Handicap.fr : Les athlètes avec un handicap intellectuel peuvent concourir dans trois disciplines (natation, tennis de table, athlétisme) seulement aux Jeux paralympiques. Comment expliquer ces « blocages » ?
Marc Truffaut, président de la Fédération française du sport adapté (FFSA) : Remontons un peu le cours de l'Histoire... L'aventure paralympique débute en 1996 pour les athlètes avec un handicap intellectuel. Quatre ans plus tard, elle s'arrête brusquement à cause d'un scandale : l'équipe espagnole de basket adapté a recruté des joueurs « valides ».

L'aventure reprend en 2009. Tout un travail a été mis en place pour définir une éligibilité, afin de déterminer qu'un athlète présente bel et bien une déficience intellectuelle, ainsi qu'une classification, afin de démontrer qu'elle a bien un impact dans sa pratique sportive.

H.fr : D'autres types de handicap sont-ils représentés dans une seule catégorie ?
MT
: Non, le handicap intellectuel est le seul. Dès le début, il n'y a eu qu'une catégorie mais le nombre d'épreuves a augmenté au fil du temps. Le 400 mètres a par exemple été récemment ajouté en athlétisme.

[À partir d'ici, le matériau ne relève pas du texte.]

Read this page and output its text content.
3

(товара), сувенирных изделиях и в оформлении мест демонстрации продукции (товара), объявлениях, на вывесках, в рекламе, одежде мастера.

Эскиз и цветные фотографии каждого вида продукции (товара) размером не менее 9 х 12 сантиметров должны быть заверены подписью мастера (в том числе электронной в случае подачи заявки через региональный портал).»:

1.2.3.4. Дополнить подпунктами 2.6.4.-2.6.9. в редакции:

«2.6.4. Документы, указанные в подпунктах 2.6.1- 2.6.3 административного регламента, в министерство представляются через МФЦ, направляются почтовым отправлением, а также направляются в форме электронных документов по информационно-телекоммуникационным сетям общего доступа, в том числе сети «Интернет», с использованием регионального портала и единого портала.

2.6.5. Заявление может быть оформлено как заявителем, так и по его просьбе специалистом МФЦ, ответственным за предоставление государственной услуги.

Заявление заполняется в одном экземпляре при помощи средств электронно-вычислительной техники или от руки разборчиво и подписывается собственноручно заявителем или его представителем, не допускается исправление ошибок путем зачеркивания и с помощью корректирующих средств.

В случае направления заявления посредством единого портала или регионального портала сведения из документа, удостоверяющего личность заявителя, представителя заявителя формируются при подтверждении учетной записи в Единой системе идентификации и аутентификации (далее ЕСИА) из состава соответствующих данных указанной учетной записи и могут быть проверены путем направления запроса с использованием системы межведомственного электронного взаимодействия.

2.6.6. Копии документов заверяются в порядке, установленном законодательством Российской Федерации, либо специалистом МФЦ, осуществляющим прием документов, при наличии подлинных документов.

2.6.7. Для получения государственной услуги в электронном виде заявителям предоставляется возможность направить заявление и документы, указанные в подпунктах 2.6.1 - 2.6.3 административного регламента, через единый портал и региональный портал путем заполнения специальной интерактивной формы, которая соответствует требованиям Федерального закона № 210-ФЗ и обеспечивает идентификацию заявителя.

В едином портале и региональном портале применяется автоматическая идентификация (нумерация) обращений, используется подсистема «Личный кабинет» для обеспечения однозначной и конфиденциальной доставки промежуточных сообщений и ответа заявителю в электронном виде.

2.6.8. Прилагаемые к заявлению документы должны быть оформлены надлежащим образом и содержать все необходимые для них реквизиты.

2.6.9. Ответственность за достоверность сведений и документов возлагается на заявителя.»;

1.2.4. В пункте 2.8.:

H.fr : Les athlètes avec trisomie 21 sont, quant à eux, totalement exclus des Jeux. Pour quelle raison ?
MT
: Selon le Comité international paralympique (IPC), rien ne les interdit de participer aux Jeux. Toutefois, ce « sur-handicap » ne leur permet pas de réaliser les performances nécessaires pour se qualifier. Il y en avait à Londres en 2012 mais le niveau a beaucoup augmenté depuis...

H.fr : Pourquoi ne pas créer une catégorie dédiée ?
MT
: C'est aussi la raison pour laquelle il n'y a pas plus d'épreuves... C'est le Comité international olympique qui fixe le nombre d'athlètes présents aux paralympiques, dans le cadre des accords fixés avec l'IPC pour que les Jeux aient lieu au même endroit. Ainsi, à Paris, 11 000 athlètes participeront aux JO et 4 400 aux JP. Si on veut ajouter cette catégorie, il faut en retirer une (donc un autre type de handicap) ou une épreuve. Mais ce n'est pas du tout le but, qui est de rendre les Jeux les plus universels possibles. Ce numerus clausus limite les athlètes pour les Jeux d'été, tandis qu'ils ne sont toujours pas réintégrés aux Jeux d'hiver, où, là, il y a pourtant de la place...

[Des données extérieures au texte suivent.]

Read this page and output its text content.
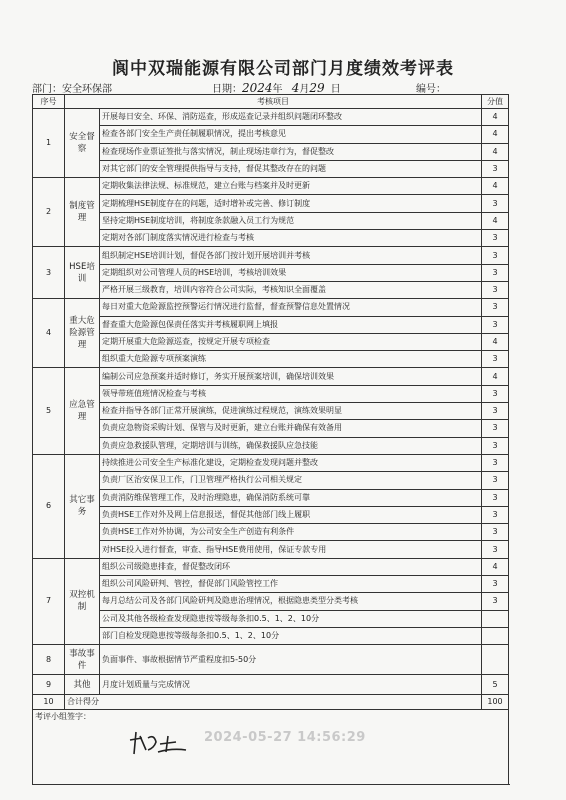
阆中双瑞能源有限公司部门月度绩效考评表
部门：安全环保部	日期：2024年 4月29 日	编号：
序号	考核项目		分值	
1	安全督察	开展每日安全、环保、消防巡查，形成巡查记录并组织问题闭环整改	4	
		检查各部门安全生产责任制履职情况，提出考核意见	4	
		检查现场作业票证签批与落实情况，制止现场违章行为，督促整改	4	
		对其它部门的安全管理提供指导与支持，督促其整改存在的问题	3	
2	制度管理	定期收集法律法规、标准规范，建立台账与档案并及时更新	4	
		定期梳理HSE制度存在的问题，适时增补或完善、修订制度	3	
		坚持定期HSE制度培训，将制度条款融入员工行为规范	4	
		定期对各部门制度落实情况进行检查与考核	3	
3	HSE培训	组织制定HSE培训计划，督促各部门按计划开展培训并考核	3	
		定期组织对公司管理人员的HSE培训，考核培训效果	3	
		严格开展三级教育，培训内容符合公司实际，考核知识全面覆盖	3	
4	重大危险源管理	每日对重大危险源监控预警运行情况进行监督，督查预警信息处置情况	3	
		督查重大危险源包保责任落实并考核履职网上填报	3	
		定期开展重大危险源巡查，按规定开展专项检查	4	
		组织重大危险源专项预案演练	3	
5	应急管理	编制公司应急预案并适时修订，务实开展预案培训，确保培训效果	4	
		领导带班值班情况检查与考核	3	
		检查并指导各部门正常开展演练，促进演练过程规范，演练效果明显	3	
		负责应急物资采购计划、保管与及时更新，建立台账并确保有效备用	3	
		负责应急救援队管理，定期培训与训练，确保救援队应急技能	3	
6	其它事务	持续推进公司安全生产标准化建设，定期检查发现问题并整改	3	
		负责厂区治安保卫工作，门卫管理严格执行公司相关规定	3	
		负责消防维保管理工作，及时治理隐患，确保消防系统可靠	3	
		负责HSE工作对外及网上信息报送，督促其他部门线上履职	3	
		负责HSE工作对外协调，为公司安全生产创造有利条件	3	
		对HSE投入进行督查，审查、指导HSE费用使用，保证专款专用	3	
7	双控机制	组织公司级隐患排查，督促整改闭环	4	
		组织公司风险研判、管控，督促部门风险管控工作	3	
		每月总结公司及各部门风险研判及隐患治理情况，根据隐患类型分类考核	3	
		公司及其他各级检查发现隐患按等级每条扣0.5、1、2、10分		
		部门自检发现隐患按等级每条扣0.5、1、2、10分		
8	事故事件	负面事件、事故根据情节严重程度扣5-50分		
9	其他	月度计划质量与完成情况	5	
10	合计得分		100	
考评小组签字：				
2024-05-27 14:56:29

H.fr : Pourquoi sont-ils encore exclus des Jeux d'hiver ?
MT
: Si j'étais un peu provoc', je dirais que c'est le résultat des politiques inclusives. C'est la structure qui a la gouvernance de la discipline qui peut décider d'ouvrir de nouvelles épreuves ou « classes ». Or, le Comité paralympique a transmis la gouvernance des para sports d'hiver à la Fédération internationale de ski (FIS) « valide ». Elle n'a visiblement pas envie, ni « les moyens », selon elle, de gérer une nouvelle catégorie dédiée aux sportifs avec une déficience intellectuelle. C'est le combat que nous menons actuellement, et que nous espérons remporter d'ici les Jeux d'hiver de 2030, qui se dérouleront dans les Alpes françaises. Si la FIS refuse d'ajouter des catégories ou des épreuves, nous tenterons d'obtenir la gouvernance des para sports adaptés.

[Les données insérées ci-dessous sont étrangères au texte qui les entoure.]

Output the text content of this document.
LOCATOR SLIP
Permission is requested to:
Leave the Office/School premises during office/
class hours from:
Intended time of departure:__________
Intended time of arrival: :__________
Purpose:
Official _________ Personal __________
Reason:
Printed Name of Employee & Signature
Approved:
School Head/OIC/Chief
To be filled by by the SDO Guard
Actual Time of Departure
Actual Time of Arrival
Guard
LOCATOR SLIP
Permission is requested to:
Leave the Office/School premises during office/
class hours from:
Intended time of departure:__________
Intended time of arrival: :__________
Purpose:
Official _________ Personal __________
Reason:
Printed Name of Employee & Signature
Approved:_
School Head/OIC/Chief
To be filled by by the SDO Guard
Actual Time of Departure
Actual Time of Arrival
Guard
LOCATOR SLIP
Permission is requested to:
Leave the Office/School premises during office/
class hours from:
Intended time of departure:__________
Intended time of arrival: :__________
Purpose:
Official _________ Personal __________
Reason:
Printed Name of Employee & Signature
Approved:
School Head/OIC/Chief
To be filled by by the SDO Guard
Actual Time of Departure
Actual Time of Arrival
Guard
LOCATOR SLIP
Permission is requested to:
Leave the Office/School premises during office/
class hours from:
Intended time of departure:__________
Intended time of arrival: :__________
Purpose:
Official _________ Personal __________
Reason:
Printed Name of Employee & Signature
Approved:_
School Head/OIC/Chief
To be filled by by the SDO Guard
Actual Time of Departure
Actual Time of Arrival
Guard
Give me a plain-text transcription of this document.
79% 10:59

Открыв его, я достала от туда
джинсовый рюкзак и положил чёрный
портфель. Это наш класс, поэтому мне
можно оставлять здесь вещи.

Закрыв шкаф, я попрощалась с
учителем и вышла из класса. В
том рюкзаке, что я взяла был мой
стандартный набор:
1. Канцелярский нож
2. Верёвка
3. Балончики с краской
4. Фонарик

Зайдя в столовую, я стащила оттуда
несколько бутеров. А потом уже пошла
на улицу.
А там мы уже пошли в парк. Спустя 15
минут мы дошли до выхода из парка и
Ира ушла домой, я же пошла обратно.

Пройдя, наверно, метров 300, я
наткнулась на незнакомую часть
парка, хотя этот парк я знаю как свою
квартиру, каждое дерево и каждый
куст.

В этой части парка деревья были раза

H.fr : Quel est votre leitmotiv ?
MT
: L'objectif est de permettre aux personnes handicapées de concourir en toute équité. Le système actuel est discriminant et contraire au mouvement paralympique qui vise à inclure et tenir compte des spécificités de chacun.

H.fr : Etes-vous confiant ?
MT
: Plutôt oui, car les présidents de région, le Comité paralympique et sportif français et le ministère des Sports, revendiquent le fait de vouloir organiser, en 2030, les premiers Jeux « réellement universels ». Mais, ce qui est frustrant, c'est la temporalité. Quand on loupe le coche, il faut patienter quatre ans de plus...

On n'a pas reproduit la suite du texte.